頭端式ホームの場合、乗車用と降車用でホームを分けている鉄道事業者も多い。朝夕のラッシュ時に乗り降りがスムーズになり乗車時間の短縮や混雑解消が図れるというメリットもある。西鉄は「乗車ホームと降車ホームを別々に運用することでスムーズな乗降取り扱いができている」と言う。健常者には効率的なシステムだが、山城氏は「視覚障害者にはわかりづらい」という。確かに間違えて降車専用ホームに入ってしまうことはあるかもしれない。

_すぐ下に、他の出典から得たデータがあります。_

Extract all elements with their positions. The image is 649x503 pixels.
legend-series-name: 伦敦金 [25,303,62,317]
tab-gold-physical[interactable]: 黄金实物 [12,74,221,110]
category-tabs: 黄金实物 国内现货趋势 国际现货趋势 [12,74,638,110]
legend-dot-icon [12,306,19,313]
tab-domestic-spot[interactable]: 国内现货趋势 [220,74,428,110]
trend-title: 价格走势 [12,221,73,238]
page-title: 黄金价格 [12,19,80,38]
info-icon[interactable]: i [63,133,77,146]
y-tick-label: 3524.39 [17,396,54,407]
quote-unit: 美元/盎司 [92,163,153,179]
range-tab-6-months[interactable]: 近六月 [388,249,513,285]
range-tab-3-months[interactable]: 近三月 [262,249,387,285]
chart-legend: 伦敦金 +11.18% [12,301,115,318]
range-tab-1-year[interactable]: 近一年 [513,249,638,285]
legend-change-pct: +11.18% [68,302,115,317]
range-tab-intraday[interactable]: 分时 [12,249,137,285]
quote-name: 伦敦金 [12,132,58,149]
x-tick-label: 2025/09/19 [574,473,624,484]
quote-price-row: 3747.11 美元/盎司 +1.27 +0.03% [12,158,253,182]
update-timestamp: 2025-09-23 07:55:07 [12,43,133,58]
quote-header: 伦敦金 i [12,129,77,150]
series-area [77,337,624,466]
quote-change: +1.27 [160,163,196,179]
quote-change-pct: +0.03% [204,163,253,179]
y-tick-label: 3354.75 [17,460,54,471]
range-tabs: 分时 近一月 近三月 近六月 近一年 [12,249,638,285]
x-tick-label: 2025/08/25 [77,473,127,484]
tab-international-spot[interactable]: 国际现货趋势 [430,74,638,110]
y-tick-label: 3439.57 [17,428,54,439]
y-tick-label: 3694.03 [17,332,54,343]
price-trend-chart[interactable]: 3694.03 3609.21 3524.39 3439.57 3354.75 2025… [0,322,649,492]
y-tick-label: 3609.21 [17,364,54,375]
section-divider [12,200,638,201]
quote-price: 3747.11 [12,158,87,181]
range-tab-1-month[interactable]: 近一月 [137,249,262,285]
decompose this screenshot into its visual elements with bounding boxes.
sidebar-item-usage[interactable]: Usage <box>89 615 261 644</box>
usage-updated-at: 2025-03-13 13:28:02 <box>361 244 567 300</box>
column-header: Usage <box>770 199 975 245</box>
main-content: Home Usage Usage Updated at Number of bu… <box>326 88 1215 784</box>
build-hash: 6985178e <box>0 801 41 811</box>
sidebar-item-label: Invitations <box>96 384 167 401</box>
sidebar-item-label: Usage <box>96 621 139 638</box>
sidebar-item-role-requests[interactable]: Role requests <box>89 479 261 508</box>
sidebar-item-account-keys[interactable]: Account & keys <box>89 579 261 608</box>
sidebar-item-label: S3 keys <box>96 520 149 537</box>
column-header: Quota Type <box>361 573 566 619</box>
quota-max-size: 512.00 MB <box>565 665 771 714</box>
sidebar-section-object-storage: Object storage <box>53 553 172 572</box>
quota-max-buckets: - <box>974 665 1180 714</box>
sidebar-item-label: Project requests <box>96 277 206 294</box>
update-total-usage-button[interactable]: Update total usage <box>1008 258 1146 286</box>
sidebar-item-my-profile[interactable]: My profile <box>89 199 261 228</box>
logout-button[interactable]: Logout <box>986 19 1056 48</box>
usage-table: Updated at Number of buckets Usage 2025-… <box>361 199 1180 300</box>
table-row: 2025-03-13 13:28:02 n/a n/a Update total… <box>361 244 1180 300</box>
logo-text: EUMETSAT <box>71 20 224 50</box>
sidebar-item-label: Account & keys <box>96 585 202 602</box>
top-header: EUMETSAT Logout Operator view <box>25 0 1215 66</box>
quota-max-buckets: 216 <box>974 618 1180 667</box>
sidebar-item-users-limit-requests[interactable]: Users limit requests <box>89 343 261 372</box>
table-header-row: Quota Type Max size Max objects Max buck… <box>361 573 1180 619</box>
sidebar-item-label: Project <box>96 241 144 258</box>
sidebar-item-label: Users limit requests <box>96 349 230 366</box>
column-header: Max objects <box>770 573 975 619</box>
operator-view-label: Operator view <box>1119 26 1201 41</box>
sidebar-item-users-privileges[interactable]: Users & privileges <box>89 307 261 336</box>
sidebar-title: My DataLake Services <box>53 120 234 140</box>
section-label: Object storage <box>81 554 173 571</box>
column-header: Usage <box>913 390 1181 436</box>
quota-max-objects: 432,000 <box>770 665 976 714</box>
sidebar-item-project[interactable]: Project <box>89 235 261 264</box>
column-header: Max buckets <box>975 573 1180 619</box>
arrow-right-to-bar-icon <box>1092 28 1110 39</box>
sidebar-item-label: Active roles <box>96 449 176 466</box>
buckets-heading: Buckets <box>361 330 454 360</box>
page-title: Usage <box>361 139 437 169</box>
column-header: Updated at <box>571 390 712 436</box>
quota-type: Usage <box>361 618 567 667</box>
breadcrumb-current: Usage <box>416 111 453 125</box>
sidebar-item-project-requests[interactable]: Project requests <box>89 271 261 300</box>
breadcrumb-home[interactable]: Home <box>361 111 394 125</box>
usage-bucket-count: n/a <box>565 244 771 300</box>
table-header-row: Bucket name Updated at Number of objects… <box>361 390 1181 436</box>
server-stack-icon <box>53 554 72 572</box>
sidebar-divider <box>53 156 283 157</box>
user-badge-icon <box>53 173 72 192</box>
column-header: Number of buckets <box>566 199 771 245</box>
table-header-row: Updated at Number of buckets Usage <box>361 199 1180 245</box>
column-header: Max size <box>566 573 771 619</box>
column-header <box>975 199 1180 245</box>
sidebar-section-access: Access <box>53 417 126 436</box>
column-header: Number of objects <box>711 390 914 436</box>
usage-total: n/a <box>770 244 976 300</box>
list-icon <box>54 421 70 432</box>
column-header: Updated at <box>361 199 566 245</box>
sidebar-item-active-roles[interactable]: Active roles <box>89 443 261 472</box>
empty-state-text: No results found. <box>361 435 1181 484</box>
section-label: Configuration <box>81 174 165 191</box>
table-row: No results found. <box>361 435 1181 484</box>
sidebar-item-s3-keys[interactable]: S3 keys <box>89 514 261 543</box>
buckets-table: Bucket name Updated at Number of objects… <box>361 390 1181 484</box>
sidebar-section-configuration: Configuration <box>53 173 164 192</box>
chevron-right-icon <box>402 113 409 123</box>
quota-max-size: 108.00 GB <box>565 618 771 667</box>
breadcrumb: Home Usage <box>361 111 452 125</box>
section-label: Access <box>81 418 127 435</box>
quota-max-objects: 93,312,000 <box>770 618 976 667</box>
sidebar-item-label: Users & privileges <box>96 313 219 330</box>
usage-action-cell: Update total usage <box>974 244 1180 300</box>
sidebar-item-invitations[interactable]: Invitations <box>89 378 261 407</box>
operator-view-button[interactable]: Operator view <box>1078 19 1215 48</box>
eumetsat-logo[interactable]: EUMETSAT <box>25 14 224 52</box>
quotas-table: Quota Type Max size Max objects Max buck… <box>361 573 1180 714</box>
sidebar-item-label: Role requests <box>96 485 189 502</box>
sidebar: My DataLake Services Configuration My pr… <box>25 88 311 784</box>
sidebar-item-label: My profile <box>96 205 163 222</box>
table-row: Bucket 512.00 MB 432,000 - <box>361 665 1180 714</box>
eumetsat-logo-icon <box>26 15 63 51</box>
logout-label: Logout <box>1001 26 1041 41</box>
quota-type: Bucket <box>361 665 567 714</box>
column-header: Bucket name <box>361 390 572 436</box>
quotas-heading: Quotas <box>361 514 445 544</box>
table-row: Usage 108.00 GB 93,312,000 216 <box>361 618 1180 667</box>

事故件数が上位だった鉄道事業者にどのような対策を講じているか聞いてみた。池袋駅と本川越を抱える西武は、「池袋駅では2013年に内方線(どちらがホームの内側かを示す線状の突起物)を設置し、また2015年度から2017年度にかけてホームドアを設置工事中。このため2014年度以降は転落事故が減った」としている。ホームドアの設置が完了すれば、転落事故や接触事故はゼロになるに違いない。本川越駅については、「2012年に内方線整備に加え、弱視のお客様向けに一部のホーム端部を塗色した」。これらの施策により、2013年以降の転落件数は1件にとどまっている。
ホーム終端と電車の間が落ちやすい
西鉄福岡駅は電車がホーム終端から12メートルも手前で止まる。これが転落事故の一因となっていた。そこで西鉄は2014年にそれまで4.5メートルだったホーム終端側の固定柵を12メートルに延長し、電車とホーム終端に隙間が出ないようにした。その結果、「設置後の視覚障害者の転落事故は減少した」と西鉄は説明している。